So, ASDA thought it was a good idea to put up a gruesome Hallowe'en outfit and bill it as a "mental patient's" outfit.
Gee, thanks. That sort of stereotype of people with mental health problems is why I lost my teens to Depression and a good bit of my 20s to Depression and Anxiety. If it had been easier to talk about these things, maybe, just maybe, I'd have had the help I needed sooner. Encouraging such awful and inaccurate stereotypes is offensive and irresponsible
What gets me is that more than one person must have seen that before it went live. Why did it not ring alarm bells with them? It just shows how deeply prejudices are engrained and how much we still have to do to challenge the stigma of mental illness.
But, anyway, it's fine now. ASDA have apologised and donated a sum to a mental health charity. Actually, not, it's not. They deserve to take some punishment for ever having done it in the first place. It dawned on me that a day's boycott is the very least that they deserve.
With Scottish Mental Health Awareness Week beginning on 4th October, it dawns on me that Saturday 5th might be a good day to ask people not to shop there.
Tesco and Amazon, too, have been guilty of the same sort of thing, so they can share the pain, too. And anyone else who thinks it's ok to cast people with mental illness in that way, making it more difficult for them to seek the help that they need. You worry how your family, your friends, your employer would react enough without these stores planting the ridiculous idea that you're about to run amok with a meat cleaver.
There are times when saying sorry isn't enough, and this is one of them.
2 comments:
I've suffered from mental health issues extensively, but it doesn't make me want to stop people from continuing codified tropes, such as Frankensteins monster, the mummy or, indeed, the bedlam patient (you could take similar exception to Davro's straitjacket). I've never thought that these things were a direct attack on my family or myself; although I'm sure that continually lumping mental illness in with psychopaths is unhelpful, it's a common concept and you're over-focused on a single facet.
I don't understand why everything is about boycotts, bans and punishment for you - it's the mentality of an extreme authoritarian and I find this desire to tell others what to do far more offensive than the halloween costume.
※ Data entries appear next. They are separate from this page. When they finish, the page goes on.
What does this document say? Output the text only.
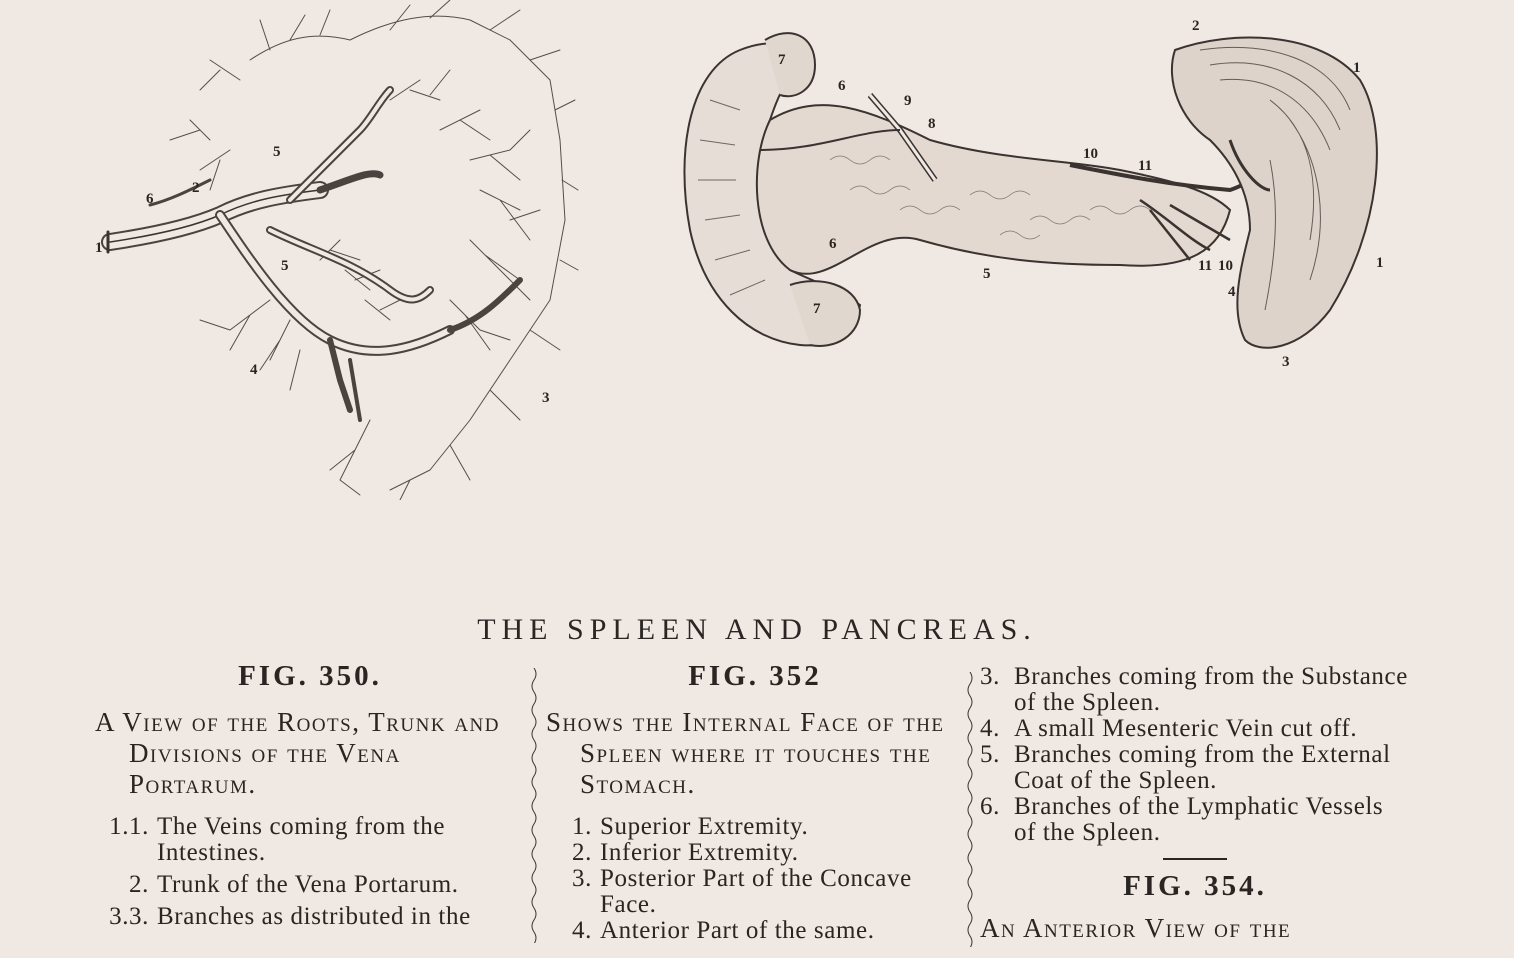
1
2
3
4
5
5
6
1
1
2
3
4
5
6
6
7
7
8
9
10
10
11
11
THE SPLEEN AND PANCREAS.
FIG. 350.

A View of the Roots, Trunk and Divisions of the Vena Portarum.

1.1. The Veins coming from the Intestines.
2. Trunk of the Vena Portarum.
3.3. Branches as distributed in the
FIG. 352

Shows the Internal Face of the Spleen where it touches the Stomach.

1. Superior Extremity.
2. Inferior Extremity.
3. Posterior Part of the Concave Face.
4. Anterior Part of the same.
3. Branches coming from the Substance of the Spleen.
4. A small Mesenteric Vein cut off.
5. Branches coming from the External Coat of the Spleen.
6. Branches of the Lymphatic Vessels of the Spleen.
FIG. 354.

An Anterior View of the
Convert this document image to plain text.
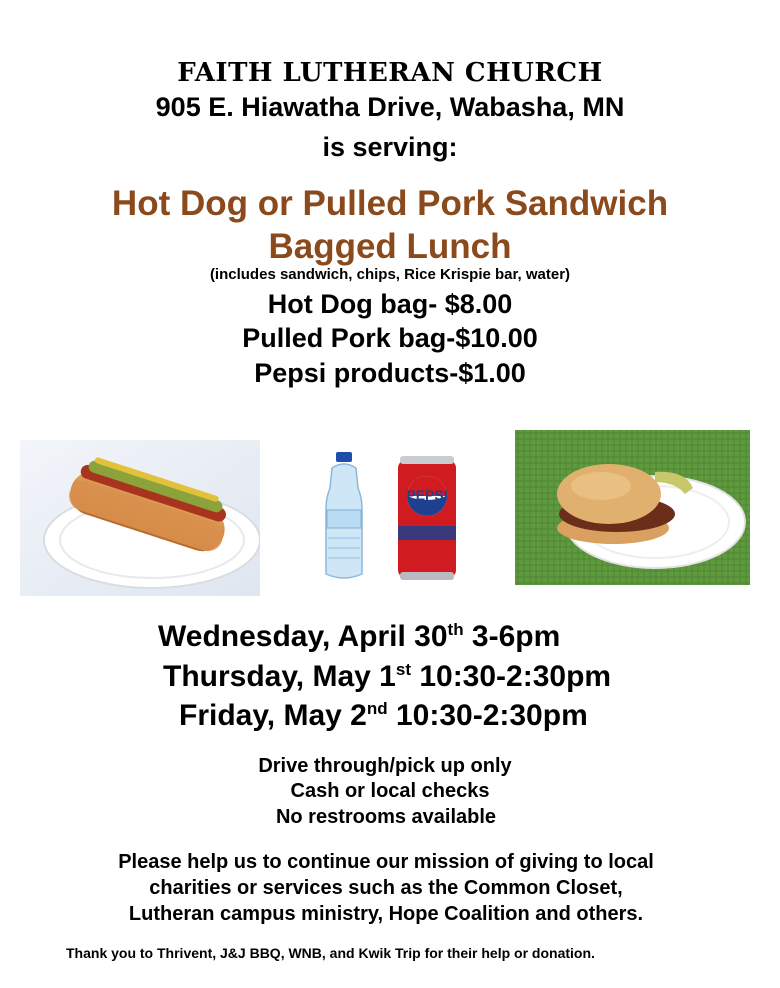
FAITH LUTHERAN CHURCH
905 E. Hiawatha Drive, Wabasha, MN
is serving:
Hot Dog or Pulled Pork Sandwich
Bagged Lunch
(includes sandwich, chips, Rice Krispie bar, water)
Hot Dog bag- $8.00
Pulled Pork bag-$10.00
Pepsi products-$1.00
PEPSI
Wednesday, April 30th 3-6pm
Thursday, May 1st 10:30-2:30pm
Friday, May 2nd 10:30-2:30pm
Drive through/pick up only
Cash or local checks
No restrooms available
Please help us to continue our mission of giving to local
charities or services such as the Common Closet,
Lutheran campus ministry, Hope Coalition and others.
Thank you to Thrivent, J&J BBQ, WNB, and Kwik Trip for their help or donation.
There are good reasons these tropes have endured, many common Halloween costumes are based on fictional characters with some form of mental illness - Jason Vorhees, Michael Myers, Freddy Kruger, The Master, etc. Tesco didn't just decide to invent a connection, society at large has been pushing that idea for a long time, just like Mary Shelley made out that scientists were a bunch of lunatic monster creators. Rather than blame single sources and try to punish them, how about considering the broader issue and how we might tackle that?
This is another anti-Liberal attempt to make the world conform to your concept of how it should be! So, ban Doctor Who - it's full of the kind of stereotypes you seem hung up on and it's reinforcing those notions in children! Your anger can often look like prejudice, and usually serves to portray you in a similar light to those you seek to punish.